そう。剣聖といえど失敗することはある。重要なのはそこから何を生み出すかだ。
「次はいける」
小さく確かめるように呟く。
よし、通常の素振りの鍛練に戻るか。
素振りは基本だ。奥義ではない普通の剣を何度も振るう課程の中で、基本を極めていく。ただ今回に限っては、身体が変わったことによる影響を見極める意味の方が強いが。

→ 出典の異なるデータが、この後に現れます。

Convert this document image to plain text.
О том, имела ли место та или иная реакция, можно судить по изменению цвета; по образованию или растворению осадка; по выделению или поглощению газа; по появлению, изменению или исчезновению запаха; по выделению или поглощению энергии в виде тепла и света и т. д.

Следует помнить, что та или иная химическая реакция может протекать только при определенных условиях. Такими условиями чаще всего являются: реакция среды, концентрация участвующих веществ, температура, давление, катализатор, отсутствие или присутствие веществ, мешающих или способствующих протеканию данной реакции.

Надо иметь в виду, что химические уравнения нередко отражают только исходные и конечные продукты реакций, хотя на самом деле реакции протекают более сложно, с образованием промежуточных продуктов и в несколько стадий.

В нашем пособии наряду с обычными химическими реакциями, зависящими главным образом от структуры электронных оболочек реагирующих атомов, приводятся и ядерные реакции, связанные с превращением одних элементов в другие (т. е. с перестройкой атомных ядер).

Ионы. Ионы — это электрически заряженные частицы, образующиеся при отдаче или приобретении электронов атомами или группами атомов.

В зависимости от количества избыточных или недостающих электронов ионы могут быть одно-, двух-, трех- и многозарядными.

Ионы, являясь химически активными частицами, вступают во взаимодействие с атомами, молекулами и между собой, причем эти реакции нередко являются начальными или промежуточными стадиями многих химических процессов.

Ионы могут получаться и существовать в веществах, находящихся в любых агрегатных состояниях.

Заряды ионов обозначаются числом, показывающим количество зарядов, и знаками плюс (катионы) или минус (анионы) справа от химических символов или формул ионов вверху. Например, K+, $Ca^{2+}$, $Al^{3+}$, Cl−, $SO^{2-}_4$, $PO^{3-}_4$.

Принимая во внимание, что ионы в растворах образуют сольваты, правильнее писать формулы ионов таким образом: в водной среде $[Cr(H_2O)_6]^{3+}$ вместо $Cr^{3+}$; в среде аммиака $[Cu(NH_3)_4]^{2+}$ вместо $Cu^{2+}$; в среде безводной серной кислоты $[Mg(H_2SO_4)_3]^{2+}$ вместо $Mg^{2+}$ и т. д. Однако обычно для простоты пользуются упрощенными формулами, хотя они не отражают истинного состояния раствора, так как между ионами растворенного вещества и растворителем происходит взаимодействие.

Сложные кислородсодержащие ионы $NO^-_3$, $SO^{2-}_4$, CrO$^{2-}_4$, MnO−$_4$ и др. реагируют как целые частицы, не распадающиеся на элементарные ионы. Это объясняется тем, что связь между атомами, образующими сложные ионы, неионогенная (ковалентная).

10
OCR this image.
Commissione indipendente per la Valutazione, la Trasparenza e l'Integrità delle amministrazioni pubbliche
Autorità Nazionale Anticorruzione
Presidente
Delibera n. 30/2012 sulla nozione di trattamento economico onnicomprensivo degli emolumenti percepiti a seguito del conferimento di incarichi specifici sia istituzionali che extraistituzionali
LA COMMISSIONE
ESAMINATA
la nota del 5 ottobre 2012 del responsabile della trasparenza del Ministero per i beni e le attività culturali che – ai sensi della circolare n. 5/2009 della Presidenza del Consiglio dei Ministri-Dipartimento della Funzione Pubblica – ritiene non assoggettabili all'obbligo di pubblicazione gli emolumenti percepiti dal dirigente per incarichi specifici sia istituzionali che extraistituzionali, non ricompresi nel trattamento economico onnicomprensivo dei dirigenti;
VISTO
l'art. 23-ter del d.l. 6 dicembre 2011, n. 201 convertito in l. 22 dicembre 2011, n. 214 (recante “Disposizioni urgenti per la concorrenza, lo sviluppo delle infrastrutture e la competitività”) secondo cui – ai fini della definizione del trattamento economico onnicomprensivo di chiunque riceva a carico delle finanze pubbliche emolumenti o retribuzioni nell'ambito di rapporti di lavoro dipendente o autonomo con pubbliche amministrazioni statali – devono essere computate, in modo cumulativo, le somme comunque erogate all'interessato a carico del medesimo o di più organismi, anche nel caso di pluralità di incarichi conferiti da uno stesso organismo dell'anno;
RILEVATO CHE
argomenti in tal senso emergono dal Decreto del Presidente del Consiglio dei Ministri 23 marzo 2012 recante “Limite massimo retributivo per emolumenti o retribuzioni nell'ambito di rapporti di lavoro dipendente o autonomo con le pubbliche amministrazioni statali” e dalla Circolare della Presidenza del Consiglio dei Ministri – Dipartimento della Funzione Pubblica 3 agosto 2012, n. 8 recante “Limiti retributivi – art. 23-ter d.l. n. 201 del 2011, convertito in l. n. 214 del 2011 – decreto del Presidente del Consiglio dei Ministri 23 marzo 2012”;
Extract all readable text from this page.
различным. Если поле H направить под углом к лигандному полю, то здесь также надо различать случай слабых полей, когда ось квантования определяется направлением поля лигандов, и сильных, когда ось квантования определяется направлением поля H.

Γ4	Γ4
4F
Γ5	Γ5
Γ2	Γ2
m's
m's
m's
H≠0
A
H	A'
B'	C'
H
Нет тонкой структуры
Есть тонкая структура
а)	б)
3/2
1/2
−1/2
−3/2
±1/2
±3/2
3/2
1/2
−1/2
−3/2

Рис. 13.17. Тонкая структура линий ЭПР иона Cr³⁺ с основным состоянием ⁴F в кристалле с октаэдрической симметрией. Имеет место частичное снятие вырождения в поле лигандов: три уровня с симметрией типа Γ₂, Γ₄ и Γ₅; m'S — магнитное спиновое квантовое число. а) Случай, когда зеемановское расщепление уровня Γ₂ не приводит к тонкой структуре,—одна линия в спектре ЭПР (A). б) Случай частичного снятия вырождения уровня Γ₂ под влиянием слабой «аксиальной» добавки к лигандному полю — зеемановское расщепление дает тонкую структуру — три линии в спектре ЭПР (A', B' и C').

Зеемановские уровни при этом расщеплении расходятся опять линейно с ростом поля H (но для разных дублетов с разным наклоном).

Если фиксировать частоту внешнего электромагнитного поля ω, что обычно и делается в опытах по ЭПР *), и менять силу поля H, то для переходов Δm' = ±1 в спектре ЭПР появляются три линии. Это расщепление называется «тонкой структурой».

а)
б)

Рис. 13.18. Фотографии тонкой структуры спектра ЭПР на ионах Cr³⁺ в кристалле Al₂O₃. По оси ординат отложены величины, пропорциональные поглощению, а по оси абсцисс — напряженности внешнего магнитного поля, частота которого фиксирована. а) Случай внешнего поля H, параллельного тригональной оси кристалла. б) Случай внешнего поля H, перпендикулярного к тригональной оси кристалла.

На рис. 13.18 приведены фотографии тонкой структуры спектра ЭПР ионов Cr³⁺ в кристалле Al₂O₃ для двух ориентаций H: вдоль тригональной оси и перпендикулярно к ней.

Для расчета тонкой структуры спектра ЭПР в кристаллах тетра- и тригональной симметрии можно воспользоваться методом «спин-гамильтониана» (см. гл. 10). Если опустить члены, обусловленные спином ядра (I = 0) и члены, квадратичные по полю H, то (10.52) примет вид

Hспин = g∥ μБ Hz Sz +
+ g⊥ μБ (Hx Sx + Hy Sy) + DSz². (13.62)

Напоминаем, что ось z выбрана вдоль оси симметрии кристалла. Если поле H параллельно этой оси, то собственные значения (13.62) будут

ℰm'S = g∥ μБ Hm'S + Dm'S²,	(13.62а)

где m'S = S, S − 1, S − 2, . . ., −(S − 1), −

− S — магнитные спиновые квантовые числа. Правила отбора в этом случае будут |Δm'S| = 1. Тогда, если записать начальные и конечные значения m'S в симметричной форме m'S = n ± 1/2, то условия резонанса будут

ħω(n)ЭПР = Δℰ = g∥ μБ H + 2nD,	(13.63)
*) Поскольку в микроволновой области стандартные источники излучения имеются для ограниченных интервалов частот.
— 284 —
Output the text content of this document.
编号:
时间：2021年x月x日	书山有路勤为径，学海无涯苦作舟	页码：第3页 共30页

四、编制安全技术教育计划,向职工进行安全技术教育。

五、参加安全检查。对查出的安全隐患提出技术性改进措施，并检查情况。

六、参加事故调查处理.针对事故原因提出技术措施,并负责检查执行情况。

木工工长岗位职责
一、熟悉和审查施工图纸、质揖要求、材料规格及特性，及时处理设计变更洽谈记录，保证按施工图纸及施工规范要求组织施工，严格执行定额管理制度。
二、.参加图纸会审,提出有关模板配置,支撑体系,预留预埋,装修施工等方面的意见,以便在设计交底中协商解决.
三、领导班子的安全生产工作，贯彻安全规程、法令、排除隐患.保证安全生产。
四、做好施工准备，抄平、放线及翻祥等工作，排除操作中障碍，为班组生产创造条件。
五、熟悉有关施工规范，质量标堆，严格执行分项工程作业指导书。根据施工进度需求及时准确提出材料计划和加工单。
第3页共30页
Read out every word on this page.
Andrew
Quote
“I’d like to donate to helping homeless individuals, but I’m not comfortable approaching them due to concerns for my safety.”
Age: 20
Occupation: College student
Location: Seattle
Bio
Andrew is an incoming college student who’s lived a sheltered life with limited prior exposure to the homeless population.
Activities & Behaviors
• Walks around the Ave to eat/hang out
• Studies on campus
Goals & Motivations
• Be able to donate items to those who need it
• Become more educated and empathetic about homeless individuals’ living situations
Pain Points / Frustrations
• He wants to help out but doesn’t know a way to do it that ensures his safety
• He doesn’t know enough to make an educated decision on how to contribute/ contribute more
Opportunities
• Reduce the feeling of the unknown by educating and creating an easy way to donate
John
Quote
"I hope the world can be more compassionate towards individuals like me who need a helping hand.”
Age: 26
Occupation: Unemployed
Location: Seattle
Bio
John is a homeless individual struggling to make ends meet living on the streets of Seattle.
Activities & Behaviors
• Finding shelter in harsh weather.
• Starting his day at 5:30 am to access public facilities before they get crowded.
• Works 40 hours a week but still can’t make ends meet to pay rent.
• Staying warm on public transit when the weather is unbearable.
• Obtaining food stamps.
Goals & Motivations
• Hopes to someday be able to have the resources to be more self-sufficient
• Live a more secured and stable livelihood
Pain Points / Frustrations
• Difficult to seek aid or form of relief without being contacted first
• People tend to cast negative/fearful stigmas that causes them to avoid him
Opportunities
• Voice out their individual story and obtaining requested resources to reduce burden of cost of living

ビュン! ビュン! ビュン! ビュン! ビュン! ビュン!
全身に気を配りながら、確かめるように剣を振る。
体が変わっても、剣の基本は何も変わらない。
剣技にもほとんど影響ない。
しかし、元の体に比べると魔力量は断然少ない。筋肉量も少ない。
そのため、さっきみたいに奥義を連続使用することとか、できないこともある。
それはこれからの成長に期待である。
だが……
一つ気になることがある。
こんな美少女をマッチョにしてしまってもいいのだろうか?
マッチョにすれば純然たるパワーが底上げされる分、絶対に強くなる。
だが、いいのか?
男の逆三角形は美しいが、美少女の逆三角形なんて見たくない。
オレは最強とは美しいものだと思っている。
最強は、理を突き詰めた先にしかない。そして理を突き詰めた先に残るものは、洗練された美であるはずだ。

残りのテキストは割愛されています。